Clearly, an orthodontic professional needs to make a living, and we have been fortunate that most members of our specialty make a very comfortable living. This makes our specialty attractive to young dentists and brings us the very best of recent dental school graduates. However, we also need to guard against the allure of personal gain alone as the only goal. This may be a worthwhile goal to a businessperson who regards success in business as synonymous with profit. However, it is clear that orthodontic success is not synonymous with profit alone. Success in the specialty of orthodontics carries far more responsibilities than simply being profitable.

One salient difference is that society grants orthodontists a license. This license essentially amounts to a legal monopoly, and the monopoly carries with it a service obligation. The term service obligation is not a platitude.

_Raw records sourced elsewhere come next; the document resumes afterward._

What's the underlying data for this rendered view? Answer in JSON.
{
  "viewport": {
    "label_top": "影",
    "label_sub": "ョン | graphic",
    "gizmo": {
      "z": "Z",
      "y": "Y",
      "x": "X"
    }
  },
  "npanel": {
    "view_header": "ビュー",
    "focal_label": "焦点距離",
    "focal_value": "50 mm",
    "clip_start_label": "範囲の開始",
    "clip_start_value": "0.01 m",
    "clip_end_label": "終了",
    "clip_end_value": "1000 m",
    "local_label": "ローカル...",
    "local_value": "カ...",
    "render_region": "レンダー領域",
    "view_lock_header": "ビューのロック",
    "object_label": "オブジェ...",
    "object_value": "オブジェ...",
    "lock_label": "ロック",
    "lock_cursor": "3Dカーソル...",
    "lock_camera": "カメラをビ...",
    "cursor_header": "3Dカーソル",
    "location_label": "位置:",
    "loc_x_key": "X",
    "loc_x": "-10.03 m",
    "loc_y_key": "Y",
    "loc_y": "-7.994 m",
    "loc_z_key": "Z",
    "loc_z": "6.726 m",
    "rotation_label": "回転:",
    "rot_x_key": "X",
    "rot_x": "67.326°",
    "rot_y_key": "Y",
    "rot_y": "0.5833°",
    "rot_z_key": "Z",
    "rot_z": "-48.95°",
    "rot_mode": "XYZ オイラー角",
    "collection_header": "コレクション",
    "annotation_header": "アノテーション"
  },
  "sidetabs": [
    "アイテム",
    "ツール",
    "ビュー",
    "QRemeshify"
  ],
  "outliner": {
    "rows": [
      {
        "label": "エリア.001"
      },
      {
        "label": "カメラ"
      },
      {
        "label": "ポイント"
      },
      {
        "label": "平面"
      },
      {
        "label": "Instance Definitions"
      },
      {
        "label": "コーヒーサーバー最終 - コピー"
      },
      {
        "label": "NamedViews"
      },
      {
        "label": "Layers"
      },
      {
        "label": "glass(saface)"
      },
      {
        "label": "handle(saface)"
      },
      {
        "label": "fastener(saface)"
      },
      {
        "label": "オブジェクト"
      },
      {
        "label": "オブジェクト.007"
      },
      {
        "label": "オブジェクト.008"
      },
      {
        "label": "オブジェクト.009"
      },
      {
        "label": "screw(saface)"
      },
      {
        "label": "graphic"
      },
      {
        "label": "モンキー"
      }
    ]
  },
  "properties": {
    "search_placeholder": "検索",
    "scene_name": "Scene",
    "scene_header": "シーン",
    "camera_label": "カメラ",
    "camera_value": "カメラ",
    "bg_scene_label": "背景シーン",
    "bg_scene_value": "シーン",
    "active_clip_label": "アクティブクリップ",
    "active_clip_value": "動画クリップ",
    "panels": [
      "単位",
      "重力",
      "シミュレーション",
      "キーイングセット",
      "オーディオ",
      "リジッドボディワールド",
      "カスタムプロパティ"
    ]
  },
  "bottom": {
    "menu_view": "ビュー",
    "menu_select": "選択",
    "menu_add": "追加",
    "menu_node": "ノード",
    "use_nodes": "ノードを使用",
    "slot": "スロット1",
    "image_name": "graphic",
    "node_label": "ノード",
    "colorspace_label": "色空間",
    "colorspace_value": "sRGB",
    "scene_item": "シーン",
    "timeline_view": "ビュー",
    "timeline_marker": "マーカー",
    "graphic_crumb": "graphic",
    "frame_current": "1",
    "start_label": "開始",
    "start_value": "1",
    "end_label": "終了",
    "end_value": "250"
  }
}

Inherent in our service obligation is a trust—a trust that represents a contract entitling the patient to know that we will pursue the patient's best interests over the profit motive. This is in distinct contrast to the profit-driven concept of caveat emptor, or “let the buyer beware.” It is a slippery slope should the profit motive begin to crowd out the service aspect of our professional life.

Orthodontics is undergoing, and will continue to undergo, evolutionary changes. Now, more than ever, we must be acutely aware of the direction in which the changes are moving. As orthodontically interested commercial corporations merge and grow ever larger, we must avoid allowing the tail to wag the dog. As commercial business interests become more concentrated and centralized, they become more powerful. To paraphrase Voltaire, “Power corrupts, and absolute power corrupts absolutely.”

Dr Malcolm Moos, a speechwriter for President Eisenhower, coined the famous and cautionary phrase “beware the military-industrial complex.” His message clearly was that big money could corrupt, a phenomenon with very contemporary applications. If Dr Moos were writing today, he might also caution us—beware the health-industrial complex.